OESTROGEN causes MUSCULAR HYPERPLASIA
TESTOSTERONE causes EPITHELIAL HYPERPLASIA.
GOITRE
Thyroid gland hyperplasia, seen in foetuses due to maternal dietary iodine insufficiency.
ATROPHY
Decreased organ/tissue size due to decreased cell size and number.
Can be PHYSIOLOGICAL or PATHOLOGICAL:
- PHYSIOLOGICAL- Common during normal development, aging and upon decrease of functional demand (possibly mediated by withdrawal of hormone situation)
eg. Embryological structures (notochord, thyroglossal duct), thymus, uterus, mammary gland.
PATHOLOGICAL- Depends on an underlying cause, can be localised or generalised.
-Decreased nutrient supply/starvation- Protein/energy malnutrition. Skeletal muscle is used as a source of energy, causing atrophy.
-Deficient blood supply, leading to tissue hypoxia.

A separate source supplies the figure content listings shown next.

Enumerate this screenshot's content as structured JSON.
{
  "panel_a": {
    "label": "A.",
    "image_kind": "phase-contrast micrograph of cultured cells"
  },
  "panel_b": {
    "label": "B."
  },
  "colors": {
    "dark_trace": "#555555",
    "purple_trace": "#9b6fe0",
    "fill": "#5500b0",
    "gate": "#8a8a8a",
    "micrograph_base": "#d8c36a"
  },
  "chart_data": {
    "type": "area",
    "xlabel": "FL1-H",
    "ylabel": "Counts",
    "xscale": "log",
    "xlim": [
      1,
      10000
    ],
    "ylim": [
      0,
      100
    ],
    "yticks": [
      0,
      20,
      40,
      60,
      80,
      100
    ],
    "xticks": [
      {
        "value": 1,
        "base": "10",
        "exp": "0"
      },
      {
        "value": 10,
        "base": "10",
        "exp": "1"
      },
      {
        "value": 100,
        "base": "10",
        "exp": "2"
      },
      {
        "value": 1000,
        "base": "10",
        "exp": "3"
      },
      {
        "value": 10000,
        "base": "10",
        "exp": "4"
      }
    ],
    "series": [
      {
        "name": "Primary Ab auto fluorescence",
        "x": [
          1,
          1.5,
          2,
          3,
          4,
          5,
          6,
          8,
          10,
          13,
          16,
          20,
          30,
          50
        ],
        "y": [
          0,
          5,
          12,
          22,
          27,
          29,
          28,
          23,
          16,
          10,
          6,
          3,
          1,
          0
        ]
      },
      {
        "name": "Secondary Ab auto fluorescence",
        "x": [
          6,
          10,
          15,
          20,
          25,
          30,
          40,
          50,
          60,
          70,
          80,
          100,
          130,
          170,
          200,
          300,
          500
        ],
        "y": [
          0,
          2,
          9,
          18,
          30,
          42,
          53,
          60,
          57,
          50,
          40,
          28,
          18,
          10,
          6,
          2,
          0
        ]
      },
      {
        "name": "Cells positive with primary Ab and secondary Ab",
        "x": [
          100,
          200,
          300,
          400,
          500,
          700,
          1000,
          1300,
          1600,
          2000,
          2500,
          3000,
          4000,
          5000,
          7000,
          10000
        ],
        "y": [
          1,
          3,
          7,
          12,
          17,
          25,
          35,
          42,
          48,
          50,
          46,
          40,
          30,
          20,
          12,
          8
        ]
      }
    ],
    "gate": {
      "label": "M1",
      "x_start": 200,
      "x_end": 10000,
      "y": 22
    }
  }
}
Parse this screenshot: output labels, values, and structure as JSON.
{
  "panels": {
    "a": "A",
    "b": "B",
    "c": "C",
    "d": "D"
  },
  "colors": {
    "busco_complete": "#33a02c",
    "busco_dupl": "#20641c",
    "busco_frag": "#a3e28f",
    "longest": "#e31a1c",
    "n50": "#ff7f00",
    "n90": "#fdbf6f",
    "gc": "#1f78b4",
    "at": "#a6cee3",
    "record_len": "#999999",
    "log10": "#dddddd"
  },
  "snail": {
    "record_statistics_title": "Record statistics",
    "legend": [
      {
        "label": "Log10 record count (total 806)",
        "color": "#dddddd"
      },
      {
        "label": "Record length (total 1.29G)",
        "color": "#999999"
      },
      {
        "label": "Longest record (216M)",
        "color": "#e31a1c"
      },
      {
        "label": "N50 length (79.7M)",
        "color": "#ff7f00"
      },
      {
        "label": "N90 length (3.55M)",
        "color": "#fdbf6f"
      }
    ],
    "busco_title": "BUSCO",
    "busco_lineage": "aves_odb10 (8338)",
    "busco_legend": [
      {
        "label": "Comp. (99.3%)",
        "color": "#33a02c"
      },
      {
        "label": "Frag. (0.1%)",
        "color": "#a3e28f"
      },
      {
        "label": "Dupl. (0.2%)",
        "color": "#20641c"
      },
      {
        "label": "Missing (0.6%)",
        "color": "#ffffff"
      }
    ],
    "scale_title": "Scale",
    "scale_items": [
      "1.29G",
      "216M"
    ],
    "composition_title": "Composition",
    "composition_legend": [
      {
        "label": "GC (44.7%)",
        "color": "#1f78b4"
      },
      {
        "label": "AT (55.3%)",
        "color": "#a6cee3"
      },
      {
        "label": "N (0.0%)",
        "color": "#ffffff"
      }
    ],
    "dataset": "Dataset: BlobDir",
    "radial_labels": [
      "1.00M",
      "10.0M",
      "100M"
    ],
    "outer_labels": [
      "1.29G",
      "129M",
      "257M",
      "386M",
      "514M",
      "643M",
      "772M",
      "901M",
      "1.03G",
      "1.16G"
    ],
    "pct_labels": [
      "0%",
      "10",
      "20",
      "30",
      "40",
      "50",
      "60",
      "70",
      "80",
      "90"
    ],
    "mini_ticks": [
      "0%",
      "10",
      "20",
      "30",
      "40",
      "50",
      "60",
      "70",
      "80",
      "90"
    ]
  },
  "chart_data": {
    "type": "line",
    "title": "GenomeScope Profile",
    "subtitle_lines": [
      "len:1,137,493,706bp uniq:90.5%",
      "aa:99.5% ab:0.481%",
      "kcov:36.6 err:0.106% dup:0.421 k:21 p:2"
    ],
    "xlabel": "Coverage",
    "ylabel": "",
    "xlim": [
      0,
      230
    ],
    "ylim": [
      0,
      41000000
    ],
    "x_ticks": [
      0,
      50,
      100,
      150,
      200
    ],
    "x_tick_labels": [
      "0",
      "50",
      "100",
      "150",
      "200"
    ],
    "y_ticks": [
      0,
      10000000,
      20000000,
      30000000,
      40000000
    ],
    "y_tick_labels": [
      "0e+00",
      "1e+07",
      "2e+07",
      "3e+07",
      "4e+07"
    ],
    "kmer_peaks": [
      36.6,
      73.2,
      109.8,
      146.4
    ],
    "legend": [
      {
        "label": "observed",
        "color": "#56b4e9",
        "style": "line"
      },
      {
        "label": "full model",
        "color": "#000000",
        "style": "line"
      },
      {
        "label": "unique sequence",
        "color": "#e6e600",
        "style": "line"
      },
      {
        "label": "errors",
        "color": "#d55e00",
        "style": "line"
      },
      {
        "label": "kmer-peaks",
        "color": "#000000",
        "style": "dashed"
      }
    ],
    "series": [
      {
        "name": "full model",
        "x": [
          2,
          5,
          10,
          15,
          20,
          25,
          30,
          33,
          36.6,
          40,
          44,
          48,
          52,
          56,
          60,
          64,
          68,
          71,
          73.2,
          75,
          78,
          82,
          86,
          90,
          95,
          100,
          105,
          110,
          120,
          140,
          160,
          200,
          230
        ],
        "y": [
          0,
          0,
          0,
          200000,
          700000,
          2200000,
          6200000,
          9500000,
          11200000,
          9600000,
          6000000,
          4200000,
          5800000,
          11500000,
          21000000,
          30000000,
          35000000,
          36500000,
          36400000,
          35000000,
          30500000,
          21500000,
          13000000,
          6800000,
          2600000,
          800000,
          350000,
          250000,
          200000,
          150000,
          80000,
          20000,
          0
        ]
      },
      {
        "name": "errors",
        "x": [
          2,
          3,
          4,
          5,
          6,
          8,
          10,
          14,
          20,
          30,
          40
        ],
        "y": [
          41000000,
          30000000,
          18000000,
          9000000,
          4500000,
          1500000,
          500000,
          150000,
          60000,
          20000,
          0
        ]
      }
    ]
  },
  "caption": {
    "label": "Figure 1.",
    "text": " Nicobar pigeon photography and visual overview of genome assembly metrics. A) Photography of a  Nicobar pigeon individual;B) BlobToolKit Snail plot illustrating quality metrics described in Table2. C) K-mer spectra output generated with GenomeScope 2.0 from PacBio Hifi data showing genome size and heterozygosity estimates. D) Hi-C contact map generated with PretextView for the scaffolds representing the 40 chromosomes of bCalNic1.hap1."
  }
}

-Decreased workload- Disuse atrophy. Seen in muscles if immobilised limbs eg. fractures.
-Denervation atrophy- Damage to motor neurones or axons causes rapid atrophy of muscle fibres.
-Pressure atrophy- An expansive lesion puts pressure on a tissue, impairing blood supply -> hypoxia/ischaemia -> atrophy.
eg. Tumour, fluid accumulation in brain ventricles.
-Loss of endocrine stimulation- eg. Prolonged corticosteroid therapy causes negative feedback on the HPA axis, decreasing ACTH production.
This decreases trophic stimulation of the adrenal glands, leading to adrenocortical atrophy.